CONTESTATION DES RESULTATS DES LEGISLATIVES AU SENEGAL : Attention à ne pas réveiller les vieux démons !
Sept millions environ d’électeurs étaient appelés aux urnes, le 31 juillet dernier, pour renouveler 165 sièges de députés répartis en huit listes. Bien que les résultats provisoires ne soient pas encore connus, le pouvoir en place revendique déjà « une victoire sans appel » dans 30 départements sur 46. Comme il fallait s’y attendre, l’Opposition conteste cela et qualifie la revendication du pouvoir de « mensonge ». Ces élections sont importantes pour l’un et l’autre camp, car l’élection présidentielle qui est le principal enjeu, n’est plus loin. Elle est prévue pour 2024, et les législatives actuelles serviront de test. C’est le dernier scrutin avant la prochaine présidentielle. Certains estiment donc qu’il s’agit d’un échauffement. Si le parti du président Macky Sall venait à remporter une victoire écrasante, cela pourrait le conforter dans l’idée de tenter un troisième mandat, puisque, selon ses partisans, la réduction du mandat présidentiel de sept à cinq ans a remis les pendules à zéro. Or, pour l’Opposition, le troisième mandat est la ligne rouge à ne pas franchir. Vu l’importance du scrutin, il est donc tout à fait normal que des voix s’élèvent, ici et là, pour déjà revendiquer la victoire ou pour contester une telle revendication. Au demeurant, contrairement à l’élection présidentielle qui paraît plus simple, les législatives sont, par nature, plus complexes, car il s’agit de comptabiliser les résultats, circonscription par circonscription, et aussi par liste, sans oublier le mode de scrutin qui peut être plus ou moins complexe. Au contraire du scrutin majoritaire à un tour qui est assez simple, s’oppose le scrutin proportionnel qui peut être au plus fort reste ou à la plus forte moyenne. Autant d’éléments qui ne facilitent pas toujours la publication des résultats, et qui peuvent susciter des suspicions. La contestation tend ainsi à être la norme lors des élections législatives.

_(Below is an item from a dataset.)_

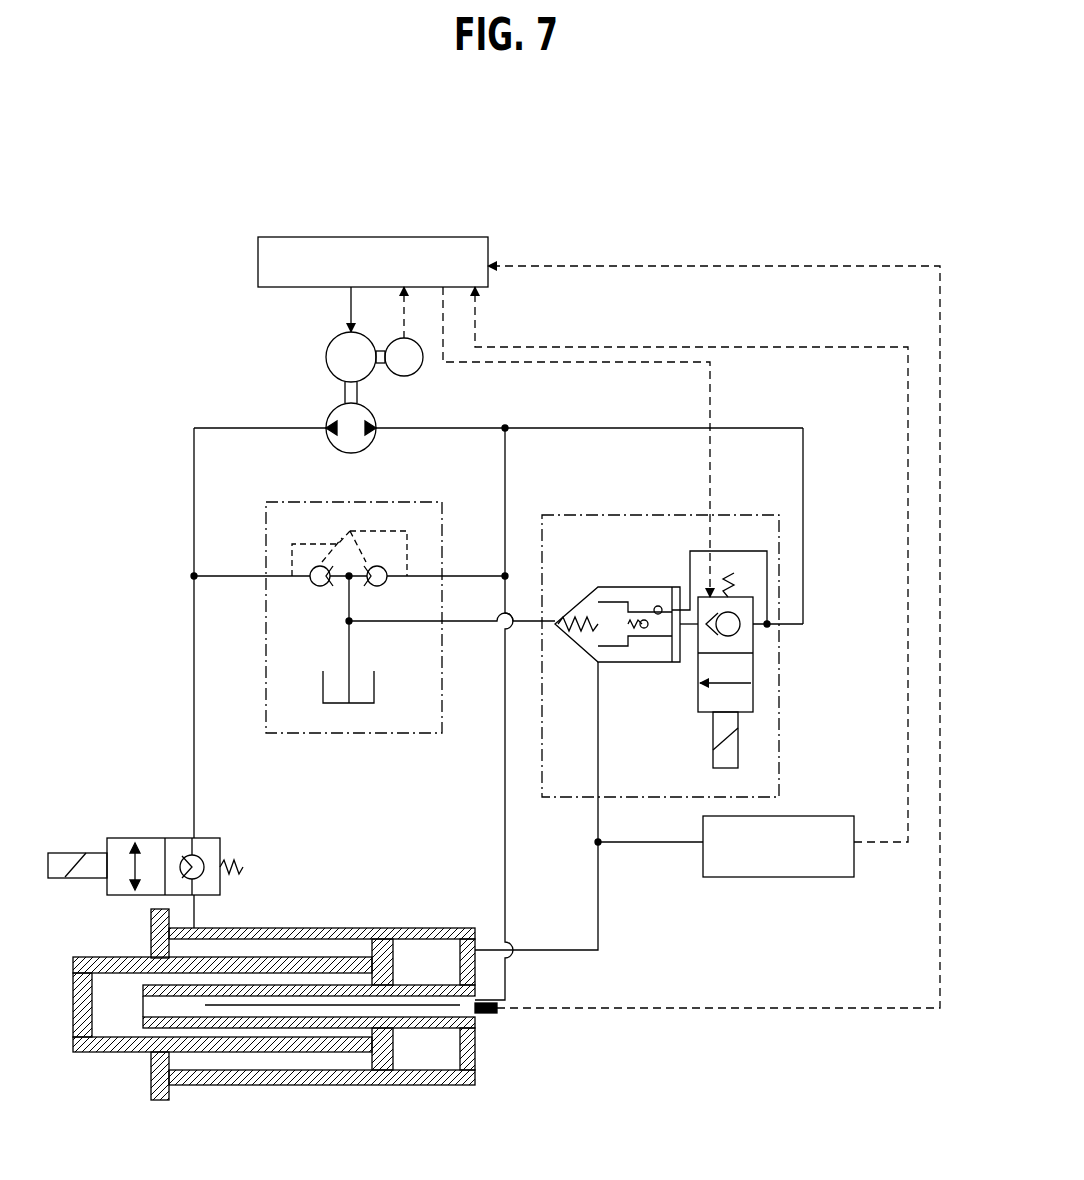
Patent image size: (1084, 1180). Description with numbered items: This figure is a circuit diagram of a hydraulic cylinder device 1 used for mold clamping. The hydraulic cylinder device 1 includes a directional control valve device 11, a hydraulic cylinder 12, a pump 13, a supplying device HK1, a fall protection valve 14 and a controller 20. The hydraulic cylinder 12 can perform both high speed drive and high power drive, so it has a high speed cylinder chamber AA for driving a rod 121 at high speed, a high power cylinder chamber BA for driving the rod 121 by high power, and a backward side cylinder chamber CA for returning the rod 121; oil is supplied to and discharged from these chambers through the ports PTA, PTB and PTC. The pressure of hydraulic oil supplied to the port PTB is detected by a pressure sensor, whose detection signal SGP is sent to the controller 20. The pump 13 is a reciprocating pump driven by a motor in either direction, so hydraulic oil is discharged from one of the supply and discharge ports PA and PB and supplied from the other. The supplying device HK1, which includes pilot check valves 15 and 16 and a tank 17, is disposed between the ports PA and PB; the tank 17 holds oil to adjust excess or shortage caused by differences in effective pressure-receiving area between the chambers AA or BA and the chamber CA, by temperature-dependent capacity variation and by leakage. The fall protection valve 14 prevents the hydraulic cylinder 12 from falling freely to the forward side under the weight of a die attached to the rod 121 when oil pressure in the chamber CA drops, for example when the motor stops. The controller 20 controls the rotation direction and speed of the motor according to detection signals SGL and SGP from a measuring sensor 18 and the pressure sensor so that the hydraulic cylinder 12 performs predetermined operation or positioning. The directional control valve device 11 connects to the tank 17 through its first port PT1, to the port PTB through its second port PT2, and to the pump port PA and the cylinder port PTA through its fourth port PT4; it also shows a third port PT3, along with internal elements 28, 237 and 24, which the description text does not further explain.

Il est à espérer que la raison prévaudra dans chaque camp
Le Sénégal n’a pas encore connu de coup d’Etat, mais il est coutumier des violences électorales, ce, depuis le départ du pouvoir du président Léopold Sédar Senghor. Sous la présidence d’Abdou Diouf, Abdoulaye Wade, dans l’Opposition, était passé maître dans la contestation des résultats électoraux. Cette tradition semble malheureusement se poursuivre et les présentes élections n’ont pas vraiment fait exception. Il est vrai que le vote s’est déroulé « dans la paix et la discipline » comme le souligne la Commission électorale nationale autonome (CENA), mais il y a eu des violences préélectorales à la suite des manifestations organisées par l’Opposition pour protester contre l’invalidation de certaines listes, et principalement contre l’invalidation de la candidature d’Ousmane Sonko, principal leader de l’Opposition. Qu’en sera-t-il après la proclamation des résultats provisoires par la CENA ? C’est le « wait and see ». Il est à espérer que la raison prévaudra dans chaque camp et que les troubles et les violences seront évités. Dans la situation actuelle, le Sénégal a d’autres préoccupations que de panser des plaies résultant de violences postélectorales. Le conflit Russie-Ukraine a entraîné des difficultés d’approvisionnement non seulement en blé, mais aussi en engrais. Ce qui peut affecter la rentabilité des prochaines récoltes agricoles. En outre, la situation politique au Mali, qui avait entraîné la fermeture des frontières de ce pays avec les pays de la CEDEAO, a eu un effet négatif sur les résultats du port de Dakar, principal débouché maritime du Mali, et de façon générale, sur l’économie sénégalaise. L’intérêt général exige donc de se concentrer sur le redressement et la consolidation de l’économie du Sénégal plutôt que de se livrer à des contestations violentes des élections, qui ne feront qu’aggraver la situation économique du pays. Les Sénégalais ont donc intérêt à veiller à ne pas réveiller les vieux démons.